By Aaron Blevins, 1/02/2014
City issues request for proposals for demolition work
Contractors bidding to demolish Great Hall/Long Hall in West Hollywood were met by Protect Plummer Park protestors during a mandatory pre-bid meeting and site walk at 8 a.m. on Monday.
As a large group of contractors and two sheriff’s deputies followed a city staff member to the east side of the structure, demonstrators holding signs and megaphones chanted, “Save the halls from the wrecking balls.”
The demonstration stemmed from a West Hollywood City Council decision made on Dec. 2, when the council voted to demolish Great Hall/Long Hall, which is on the National Register of Historic Places.
Councilman John D’Amico had proposed repairing, re-opening and re-programming the Plummer Park structure, but Councilman John Duran redirected the discussion toward the demolition of the building. Duran’s motion to analyze the costs of razing the structure passed 3-2.
“We’ve been asking and asking and asking for a town hall meeting or a single-item agenda meeting and what we got was, ‘We’re tearing the buildings down immediately,’” said Cathy Blaivas, of Protect Plummer Park.
The city has been looking to renovate the park for approximately 20 years, and was moving close to completing the design of Phase 1 of the renovations in October 2011, when community members denounced the work for several reasons, such as the removal of “old-growth trees” and the length of time the park would be out of commission.
At the end of 2011, city representatives opted to put the plan on hold while forming a subcommittee to work more closely with the community on the park plan. West Hollywood had planned to use redevelopment funds for the project, but the dissolution of the state’s redevelopment agencies ended that plan, despite the fact that the city’s agency had already issued the bonds.
The project had remained on hold until earlier this month, when Duran moved to have the city manager report on the feasibility of having Great Hall/Long Hall torn down, which was a part of the earlier park proposal, to create green space. His motion also directed the city to move forward with the construction of a permanent Tiny Tots preschool location and the renovation of the interior of Fiesta Hall.

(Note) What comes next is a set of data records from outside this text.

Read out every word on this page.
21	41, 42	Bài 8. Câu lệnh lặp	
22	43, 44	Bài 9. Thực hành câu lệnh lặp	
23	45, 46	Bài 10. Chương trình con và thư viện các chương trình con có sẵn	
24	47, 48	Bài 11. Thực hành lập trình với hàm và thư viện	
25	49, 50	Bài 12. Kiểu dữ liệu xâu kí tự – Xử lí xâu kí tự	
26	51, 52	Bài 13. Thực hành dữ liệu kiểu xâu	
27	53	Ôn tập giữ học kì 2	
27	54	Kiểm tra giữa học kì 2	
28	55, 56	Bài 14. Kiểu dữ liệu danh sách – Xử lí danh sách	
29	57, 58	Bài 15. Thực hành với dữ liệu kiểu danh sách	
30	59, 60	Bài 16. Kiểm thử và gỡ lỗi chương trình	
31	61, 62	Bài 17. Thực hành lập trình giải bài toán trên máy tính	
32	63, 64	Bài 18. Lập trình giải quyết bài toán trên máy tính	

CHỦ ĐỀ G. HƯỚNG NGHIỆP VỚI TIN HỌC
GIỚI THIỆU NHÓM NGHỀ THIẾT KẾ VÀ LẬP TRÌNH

“It really is about unobstructed, open green space, rather than just the footprint of the building,” Duran said in a previous interview. He stressed that the community has specifically requested more parkland. “Those are the sort of uses we want to encourage at Plummer Park, rather than just meeting space.”
Blaivas is in favor of open space, just not at the expense of the Works Progress Administration building. She said Protect Plummer Park is also in favor of a new preschool, just not one with a playground on its roof.
“There are other ways to achieve open space,” Blaivas said, adding that some council members want to raze Great Hall/Long Hall “come hell or high water.”
Duran said the city has waited 20 years, which is “long enough.” Community members had similar reservations about construction at West Hollywood Park, which has been lauded by residents, he said.
“I think when we get finished with Plummer Park, people will have the same response,” Duran said.
Protect Plummer Park representatives have stated that they are not against construction at the park, but they do now want to alter the park’s unique charm, character and European feel. They felt that the project proposal would have removed those qualities.
“It shouldn’t be anything like our urban park. It shouldn’t be. It’s … apples and oranges,” Blaivas said, adding that some community events have been moved from Plummer Park to West Hollywood Park. “They have a vision, which they keep saying is the community’s vision, and they haven’t asked the community. They haven’t asked the community in a meaningful way.”
She said city representatives frequently tell opponents that the city conducted 90 meetings about the park plan. However, many of the meeting documents — if not all — report that they were “sparsely attended,” Blaivas said.
“That was then, this is now. At least have the courtesy to listen to us. At least have the courtesy to do what you promised us: a single-item council meeting or a town hall [meeting],” she said.
Blaivas said the council could have appeased the community by repairing and reprogramming Great Hall/Long Hall before determining its fate.
“To me, that’s personal,” she said. “Why not throw us a bone?”
Duran said he just felt that the city needed to move forward. During the Dec. 16 council meeting, members of the community spoke both in favor and in opposition of the demolition plans, but the council did not make a final decision.
According to a city representative, the council had yet to provide direction as to the future of Great Hall/Long Hall. The representative said the city is obtaining bids for any work to be done at the park once the council makes a decision, but no decisions have been made as of yet.
Following the Dec. 2 council meeting, D’Amico said the council may have started a “long and painful process” by moving to demolish the historic building. That could be true, as Blaivas said Protect Plummer Park is currently analyzing its legal options.
On a related note, Asssemblyman Richard Bloom (D-Santa Monica) is looking to release the hold on redevelopment funding for municipalities that had already legally issued bonds for local projects, such as West Hollywood and Santa Monica.
According to his district report, he introduced AB 981 in February, but the initial discussions with the state’s Department of Finance and the governor’s office proved discouraging.
However, on Nov. 11 and 12, Bloom and his staff met with staff members from West Hollywood and Santa Monica, as well as the department of finance and governor’s office, to establish a number of next steps and commitments for follow-up meetings as the entities try to author legislation to fix the issues.